Using crowdsourcing to teach machines?

In a summer course about Intelligence and Security in Cyberspace, which I attended last week, one of the speakers (Enrique Ávila, director of INCIBE) talked about the conflict that arise regarding autonomous cars decisions. In the case in which an autonomous car should choose between two options, getting always physically harmful consequences for someone, what should they do?

Example: the brakes of one of these cars fail and there are two options: A) collide against a wall, so that all occupants of the car die, or B) dodge the wall invading the opposite lane and running over three people. What should the car do? This situation is called a “social dilemma”, and the first approach was made in the nineteenth century by the economist William Foster Lloyd.

To answer this question, MIT developed the “Moral Machine” (M.M.). The M.M. is a crowdsourcing experiment that aims to study the ethics of autonomous machines: different scenarios are presented to the crowd, as described above, and an option must be chosen. Do you star the car, causing your driver to die, or run over a doctor, a woman and a baby crossing the street? Do you run over two women and a man doing sport, accompanied by two doctors, or run over three old women?

Ejemplo de dilema moral en MIT Moral Machine
Example of the MIT Moral Machine dilema

In this way, through this crowdsourcing initiative in which the task is to choose the least bad option (since in the vast majority of cases there is no morally appropriate solution, such as crashing the empty car), MIT seeks two objectives. On the one hand to obtain an overview of how people consider that machines should decide regarding these moral dilemmas. On the other hand, through a section of their website, they compile and discuss possible scenarios in which these dilemmas are given. In other words, the MIT let you create your own custom dilemmas.

When “resolving” these dilemmas, there are several approaches that can be taken. From doing nothing (if you weren’t there, someone would die and it wouldn’t be your fault), until  a purely utilitarian vision, where the right decisions are the ones that provide the most happiness to a higher number of people (the least bad ones).

The crowdsourcing experiment is curious, from my point of view, for two reasons.

First of all, placing yourself in a situation where you know that there is no correct solution, it allows you to realize how complicated it is to design the behavior of an autonomous devices that can affect the safety of people.

On the other hand, at the end of the experiment there is a small survey that, together with the solutions choose in the dilemmas, gives a profile of what has been your “pattern” of choice: if you preferred to save adults rather than children, or save people with greater social prestige (doctors) rather than others with lesser prestige (thieves), etc. This reveals  the criteria you’ve followed.

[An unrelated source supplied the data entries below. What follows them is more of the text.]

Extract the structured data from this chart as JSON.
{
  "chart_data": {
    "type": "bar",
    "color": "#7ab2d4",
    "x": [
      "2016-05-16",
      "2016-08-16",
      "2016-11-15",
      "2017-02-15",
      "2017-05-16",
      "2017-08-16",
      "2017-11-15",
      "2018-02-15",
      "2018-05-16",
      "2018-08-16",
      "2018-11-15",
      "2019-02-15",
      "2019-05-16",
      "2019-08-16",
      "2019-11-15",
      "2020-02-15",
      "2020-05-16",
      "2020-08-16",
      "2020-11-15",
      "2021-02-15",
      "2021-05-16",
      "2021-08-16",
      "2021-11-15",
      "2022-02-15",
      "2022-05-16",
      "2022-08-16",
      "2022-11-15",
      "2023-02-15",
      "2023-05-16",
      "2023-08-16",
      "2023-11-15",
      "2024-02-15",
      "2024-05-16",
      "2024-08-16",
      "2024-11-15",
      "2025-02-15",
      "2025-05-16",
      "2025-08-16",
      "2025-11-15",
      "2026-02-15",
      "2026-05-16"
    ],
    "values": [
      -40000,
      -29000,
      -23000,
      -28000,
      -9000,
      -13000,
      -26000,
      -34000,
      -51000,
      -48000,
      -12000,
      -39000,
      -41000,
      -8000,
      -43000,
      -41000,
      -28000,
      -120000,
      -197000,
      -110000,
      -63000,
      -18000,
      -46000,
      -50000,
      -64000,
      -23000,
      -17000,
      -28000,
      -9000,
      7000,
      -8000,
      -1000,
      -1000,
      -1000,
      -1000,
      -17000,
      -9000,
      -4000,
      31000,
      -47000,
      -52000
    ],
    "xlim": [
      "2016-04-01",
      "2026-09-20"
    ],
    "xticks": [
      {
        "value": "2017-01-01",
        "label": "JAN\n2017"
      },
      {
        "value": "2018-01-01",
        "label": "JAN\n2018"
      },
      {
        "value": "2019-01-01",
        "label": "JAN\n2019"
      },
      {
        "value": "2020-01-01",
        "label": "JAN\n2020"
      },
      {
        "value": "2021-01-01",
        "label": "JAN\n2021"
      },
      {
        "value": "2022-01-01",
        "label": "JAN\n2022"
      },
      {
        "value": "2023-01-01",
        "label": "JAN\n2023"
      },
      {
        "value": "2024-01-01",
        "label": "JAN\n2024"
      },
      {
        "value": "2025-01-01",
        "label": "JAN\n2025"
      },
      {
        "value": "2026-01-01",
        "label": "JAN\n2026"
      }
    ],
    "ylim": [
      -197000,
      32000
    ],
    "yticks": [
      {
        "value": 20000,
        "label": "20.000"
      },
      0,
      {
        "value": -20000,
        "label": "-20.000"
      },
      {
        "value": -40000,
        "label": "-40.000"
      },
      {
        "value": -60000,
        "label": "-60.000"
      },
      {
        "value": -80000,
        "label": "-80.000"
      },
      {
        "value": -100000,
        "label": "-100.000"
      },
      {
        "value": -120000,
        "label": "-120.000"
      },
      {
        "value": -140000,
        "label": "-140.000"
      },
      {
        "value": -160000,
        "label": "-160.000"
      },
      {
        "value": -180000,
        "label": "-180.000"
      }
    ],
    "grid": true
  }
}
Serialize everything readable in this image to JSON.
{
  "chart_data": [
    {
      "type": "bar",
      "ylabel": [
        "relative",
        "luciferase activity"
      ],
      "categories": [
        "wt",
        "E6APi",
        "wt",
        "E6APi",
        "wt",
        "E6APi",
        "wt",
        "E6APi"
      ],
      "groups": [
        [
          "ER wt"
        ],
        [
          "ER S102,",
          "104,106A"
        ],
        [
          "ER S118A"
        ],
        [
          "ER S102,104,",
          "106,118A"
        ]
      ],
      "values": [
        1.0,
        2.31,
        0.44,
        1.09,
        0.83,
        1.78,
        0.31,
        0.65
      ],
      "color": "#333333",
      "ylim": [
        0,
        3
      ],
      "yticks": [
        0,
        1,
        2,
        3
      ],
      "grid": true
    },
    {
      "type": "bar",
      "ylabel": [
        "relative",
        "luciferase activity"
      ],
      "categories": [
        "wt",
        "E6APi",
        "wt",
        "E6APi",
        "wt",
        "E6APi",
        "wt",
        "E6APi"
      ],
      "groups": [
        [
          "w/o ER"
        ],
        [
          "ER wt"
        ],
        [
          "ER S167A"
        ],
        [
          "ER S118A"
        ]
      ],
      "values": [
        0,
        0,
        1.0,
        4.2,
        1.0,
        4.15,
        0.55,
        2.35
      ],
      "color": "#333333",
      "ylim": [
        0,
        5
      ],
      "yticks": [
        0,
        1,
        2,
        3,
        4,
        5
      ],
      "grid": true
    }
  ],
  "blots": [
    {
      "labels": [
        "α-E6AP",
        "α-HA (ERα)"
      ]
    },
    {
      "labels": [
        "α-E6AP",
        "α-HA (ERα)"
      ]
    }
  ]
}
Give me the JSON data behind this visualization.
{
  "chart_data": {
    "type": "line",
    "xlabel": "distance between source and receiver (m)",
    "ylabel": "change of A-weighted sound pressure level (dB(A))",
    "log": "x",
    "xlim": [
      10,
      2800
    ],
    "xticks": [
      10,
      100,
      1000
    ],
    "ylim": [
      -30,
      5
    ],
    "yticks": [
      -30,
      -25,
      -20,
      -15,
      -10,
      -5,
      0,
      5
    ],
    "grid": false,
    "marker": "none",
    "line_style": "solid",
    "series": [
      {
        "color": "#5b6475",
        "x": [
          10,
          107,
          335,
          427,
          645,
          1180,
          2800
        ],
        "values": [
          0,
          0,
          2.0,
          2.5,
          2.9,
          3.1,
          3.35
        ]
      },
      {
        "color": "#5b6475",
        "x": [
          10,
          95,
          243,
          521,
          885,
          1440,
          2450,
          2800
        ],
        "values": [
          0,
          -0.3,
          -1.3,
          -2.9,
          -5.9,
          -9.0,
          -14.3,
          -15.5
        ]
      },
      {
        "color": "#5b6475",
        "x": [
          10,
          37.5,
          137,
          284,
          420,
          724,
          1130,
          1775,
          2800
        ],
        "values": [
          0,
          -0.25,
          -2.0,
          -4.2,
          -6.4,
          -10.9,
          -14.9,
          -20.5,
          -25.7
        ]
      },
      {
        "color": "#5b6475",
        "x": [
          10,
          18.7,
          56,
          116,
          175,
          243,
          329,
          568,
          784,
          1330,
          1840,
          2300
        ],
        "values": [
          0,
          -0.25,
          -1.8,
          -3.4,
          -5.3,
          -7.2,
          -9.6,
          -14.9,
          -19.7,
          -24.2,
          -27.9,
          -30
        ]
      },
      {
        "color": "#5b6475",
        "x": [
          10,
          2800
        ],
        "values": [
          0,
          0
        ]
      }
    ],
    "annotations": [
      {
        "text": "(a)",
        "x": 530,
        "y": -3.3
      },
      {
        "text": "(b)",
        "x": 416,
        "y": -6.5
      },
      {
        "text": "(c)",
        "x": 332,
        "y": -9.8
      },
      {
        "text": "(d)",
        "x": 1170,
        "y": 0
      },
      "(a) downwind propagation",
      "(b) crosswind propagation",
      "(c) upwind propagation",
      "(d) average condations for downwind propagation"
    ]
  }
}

Obviously, each person who does this experiment will have different criteria and different answers. Therefore, this experiment serves, as they say, to know the opinion of the crowd in a global way. But in any case it should be the basis for programming a device of this type, even in situations where there is a widespread consensus: the crowd can also be wrong. I have clear what I would choose between a cat and a person for anthropological reasons … but the crowd could decide something different.

The crowd is able to discover solutions to complicated problems, provide innovative ideas, etc. But its criteria can not be used for moral issues. Morality, whether a thing is right or not, as I said before, should not and can not depend on the general consensus.

In this sense, the experiment never says that the results will be used to program an autonomous device. They only drop a question in the final survey: “Do you think your answers will be used to teach intelligent machines?” I hope no.